Police are still investigating.
"If there's members of the public who think, yeah, that's good, I'm glad this happened, or whatever they may think about it, they are absolutely, totally wrong," Der said in an interview Sunday.
"It's not what we should ever expect should happen in a Canadian jail."
In September, Alvin Clifford Chiniquay, 40, died in hospital two weeks after a beating at the facility. An inmate has been charged with first-degree murder in the death.
Ross said Saturday that Garland was being held in an area that should have been safe and called the attack "disappointing," noting that Garland had been in custody for over two years awaiting trial without an incident.
He said he believed Garland's injuries were not serious.
Dan Laville, a spokesman for Alberta's justice and solicitor general ministry, wouldn't release the specific details of Garland's custody at the facility, citing privacy concerns.
But Laville said that generally, placement decisions include an assessment that considers security needs and also involves collaboration with health professionals.
Laville said inmates go through a process to ensure those who are known to be incompatible are kept separate.
"Correctional centres can be a difficult, sometimes volatile environment, and correctional peace officers are trained professionals who both try to anticipate and prevent incidents when possible, and who react quickly and appropriately when an incident occurs," Laville said in an email.
Der said he understands that protective custody at the Calgary Remand Centre means an inmate is kept in a cell 23 hours a day.

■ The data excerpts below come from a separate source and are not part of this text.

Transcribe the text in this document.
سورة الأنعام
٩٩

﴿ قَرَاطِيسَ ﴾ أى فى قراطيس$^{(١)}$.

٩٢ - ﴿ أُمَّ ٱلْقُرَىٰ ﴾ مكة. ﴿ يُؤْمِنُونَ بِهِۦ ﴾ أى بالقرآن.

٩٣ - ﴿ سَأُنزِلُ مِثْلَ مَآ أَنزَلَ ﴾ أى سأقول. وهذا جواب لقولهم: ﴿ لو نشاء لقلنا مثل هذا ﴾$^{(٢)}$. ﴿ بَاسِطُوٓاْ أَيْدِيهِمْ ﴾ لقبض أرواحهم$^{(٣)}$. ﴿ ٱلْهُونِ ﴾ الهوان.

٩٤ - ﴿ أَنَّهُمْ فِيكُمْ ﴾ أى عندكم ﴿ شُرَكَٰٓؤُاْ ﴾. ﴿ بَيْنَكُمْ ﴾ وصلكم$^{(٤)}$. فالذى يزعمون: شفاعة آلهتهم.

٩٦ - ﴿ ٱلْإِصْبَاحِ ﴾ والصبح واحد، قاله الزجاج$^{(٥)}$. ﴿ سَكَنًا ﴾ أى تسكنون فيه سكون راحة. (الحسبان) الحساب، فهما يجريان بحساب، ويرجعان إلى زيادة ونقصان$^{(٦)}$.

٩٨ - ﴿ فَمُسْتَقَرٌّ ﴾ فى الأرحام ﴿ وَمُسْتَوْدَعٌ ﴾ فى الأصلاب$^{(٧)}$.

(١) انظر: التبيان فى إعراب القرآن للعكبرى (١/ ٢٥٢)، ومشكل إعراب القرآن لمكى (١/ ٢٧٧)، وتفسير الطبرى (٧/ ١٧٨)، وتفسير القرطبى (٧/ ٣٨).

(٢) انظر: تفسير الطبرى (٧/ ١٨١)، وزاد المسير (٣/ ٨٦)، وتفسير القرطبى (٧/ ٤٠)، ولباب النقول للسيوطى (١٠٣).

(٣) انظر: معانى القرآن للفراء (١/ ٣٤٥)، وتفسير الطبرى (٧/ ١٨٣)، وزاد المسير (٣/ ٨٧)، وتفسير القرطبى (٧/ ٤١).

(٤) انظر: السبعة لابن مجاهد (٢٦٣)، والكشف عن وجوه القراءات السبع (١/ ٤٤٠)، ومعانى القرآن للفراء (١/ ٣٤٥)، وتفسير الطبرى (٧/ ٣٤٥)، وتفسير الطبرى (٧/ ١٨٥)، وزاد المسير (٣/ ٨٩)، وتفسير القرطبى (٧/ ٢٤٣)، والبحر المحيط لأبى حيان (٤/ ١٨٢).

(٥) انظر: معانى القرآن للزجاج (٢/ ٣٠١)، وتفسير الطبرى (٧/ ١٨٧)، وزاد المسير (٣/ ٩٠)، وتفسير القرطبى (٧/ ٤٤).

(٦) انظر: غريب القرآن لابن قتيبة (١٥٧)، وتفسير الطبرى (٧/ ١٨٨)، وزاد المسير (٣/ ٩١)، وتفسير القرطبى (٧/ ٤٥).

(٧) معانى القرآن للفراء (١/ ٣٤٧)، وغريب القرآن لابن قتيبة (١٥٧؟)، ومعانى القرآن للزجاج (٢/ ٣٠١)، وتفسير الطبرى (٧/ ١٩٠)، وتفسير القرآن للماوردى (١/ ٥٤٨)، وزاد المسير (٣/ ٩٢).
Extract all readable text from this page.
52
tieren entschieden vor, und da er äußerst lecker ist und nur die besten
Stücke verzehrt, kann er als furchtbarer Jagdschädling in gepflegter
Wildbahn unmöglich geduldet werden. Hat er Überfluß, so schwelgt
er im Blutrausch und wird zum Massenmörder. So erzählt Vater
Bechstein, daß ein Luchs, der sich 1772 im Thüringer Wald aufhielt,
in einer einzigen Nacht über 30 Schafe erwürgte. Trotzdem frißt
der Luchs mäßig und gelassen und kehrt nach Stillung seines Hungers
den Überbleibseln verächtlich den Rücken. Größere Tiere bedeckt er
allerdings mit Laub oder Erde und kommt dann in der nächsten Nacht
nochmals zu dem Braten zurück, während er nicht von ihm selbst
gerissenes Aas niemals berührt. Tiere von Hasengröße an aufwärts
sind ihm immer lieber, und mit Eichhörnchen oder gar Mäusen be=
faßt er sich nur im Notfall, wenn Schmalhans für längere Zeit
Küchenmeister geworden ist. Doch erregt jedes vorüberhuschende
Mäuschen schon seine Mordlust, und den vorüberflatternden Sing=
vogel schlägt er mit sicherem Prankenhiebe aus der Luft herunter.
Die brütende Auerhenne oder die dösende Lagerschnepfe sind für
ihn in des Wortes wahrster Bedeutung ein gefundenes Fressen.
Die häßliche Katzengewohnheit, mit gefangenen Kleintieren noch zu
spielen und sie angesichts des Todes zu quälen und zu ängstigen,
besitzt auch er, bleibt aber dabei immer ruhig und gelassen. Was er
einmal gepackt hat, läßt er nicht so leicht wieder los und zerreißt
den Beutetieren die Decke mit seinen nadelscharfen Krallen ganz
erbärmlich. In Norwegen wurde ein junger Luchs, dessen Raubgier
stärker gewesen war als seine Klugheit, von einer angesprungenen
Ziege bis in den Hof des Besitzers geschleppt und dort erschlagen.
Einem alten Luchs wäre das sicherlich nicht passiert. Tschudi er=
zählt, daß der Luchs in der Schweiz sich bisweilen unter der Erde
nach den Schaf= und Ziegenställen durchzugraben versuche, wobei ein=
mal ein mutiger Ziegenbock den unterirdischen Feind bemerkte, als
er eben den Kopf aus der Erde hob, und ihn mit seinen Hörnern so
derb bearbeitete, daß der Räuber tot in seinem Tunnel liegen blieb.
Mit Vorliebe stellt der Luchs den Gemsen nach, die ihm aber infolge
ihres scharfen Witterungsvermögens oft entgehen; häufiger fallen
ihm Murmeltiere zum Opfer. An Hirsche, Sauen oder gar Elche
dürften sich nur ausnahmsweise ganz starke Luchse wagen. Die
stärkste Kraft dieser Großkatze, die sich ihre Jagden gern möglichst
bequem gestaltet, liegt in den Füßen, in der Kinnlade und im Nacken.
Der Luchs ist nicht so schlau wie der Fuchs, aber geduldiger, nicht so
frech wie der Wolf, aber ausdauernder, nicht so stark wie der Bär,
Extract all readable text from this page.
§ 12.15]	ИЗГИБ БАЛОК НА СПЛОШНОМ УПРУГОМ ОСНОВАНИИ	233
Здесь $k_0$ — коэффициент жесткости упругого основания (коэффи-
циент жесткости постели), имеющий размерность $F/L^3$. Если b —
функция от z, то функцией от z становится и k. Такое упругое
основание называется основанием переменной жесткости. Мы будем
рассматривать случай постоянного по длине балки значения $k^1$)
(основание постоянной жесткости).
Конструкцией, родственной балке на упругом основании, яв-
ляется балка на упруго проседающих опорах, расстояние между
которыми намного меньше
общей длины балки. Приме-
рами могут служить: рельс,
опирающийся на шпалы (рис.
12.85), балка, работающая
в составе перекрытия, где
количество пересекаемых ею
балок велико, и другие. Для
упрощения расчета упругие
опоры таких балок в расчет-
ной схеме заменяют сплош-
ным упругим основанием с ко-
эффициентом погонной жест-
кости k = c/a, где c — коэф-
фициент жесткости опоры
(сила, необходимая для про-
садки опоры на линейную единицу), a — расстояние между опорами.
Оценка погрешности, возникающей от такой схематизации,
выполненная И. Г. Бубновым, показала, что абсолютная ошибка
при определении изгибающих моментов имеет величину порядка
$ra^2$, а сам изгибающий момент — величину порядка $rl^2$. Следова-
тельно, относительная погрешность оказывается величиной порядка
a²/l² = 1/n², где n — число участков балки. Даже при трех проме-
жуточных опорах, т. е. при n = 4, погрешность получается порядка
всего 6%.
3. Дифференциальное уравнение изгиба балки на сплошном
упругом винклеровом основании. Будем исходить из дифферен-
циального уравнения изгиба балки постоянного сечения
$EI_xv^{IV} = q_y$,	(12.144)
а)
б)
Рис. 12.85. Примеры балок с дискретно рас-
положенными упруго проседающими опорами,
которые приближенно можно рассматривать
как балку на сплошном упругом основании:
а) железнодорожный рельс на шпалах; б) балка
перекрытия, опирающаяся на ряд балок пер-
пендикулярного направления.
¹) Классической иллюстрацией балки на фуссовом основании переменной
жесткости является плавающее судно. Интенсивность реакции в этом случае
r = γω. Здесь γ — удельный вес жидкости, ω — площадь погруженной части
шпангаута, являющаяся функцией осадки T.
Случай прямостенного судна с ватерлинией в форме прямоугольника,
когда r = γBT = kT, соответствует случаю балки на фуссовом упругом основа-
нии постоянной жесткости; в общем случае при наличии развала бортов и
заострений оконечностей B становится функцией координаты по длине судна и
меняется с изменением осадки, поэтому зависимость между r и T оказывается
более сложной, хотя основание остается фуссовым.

He said it would natural to have Garland in protective custody because the case involved a child, two other victims and the gruesome details of the case has been in the news for weeks.
The trial was told Garland held a petty grudge against Alvin Liknes over a business dealing they had.
Justice David Gates said during sentencing that Garland carried out the murders with meticulous planning and precision, attacking them in their home, then took them to his farm, where he killed and dismembered them, burning their remains.
"He would be an obvious target for violence from other inmates. You would think and you would hope that authorities would do everything they could to give that man some protection while he's in custody," Der said.
Ross said a decision hasn't been made yet on whether Garland will file an appeal.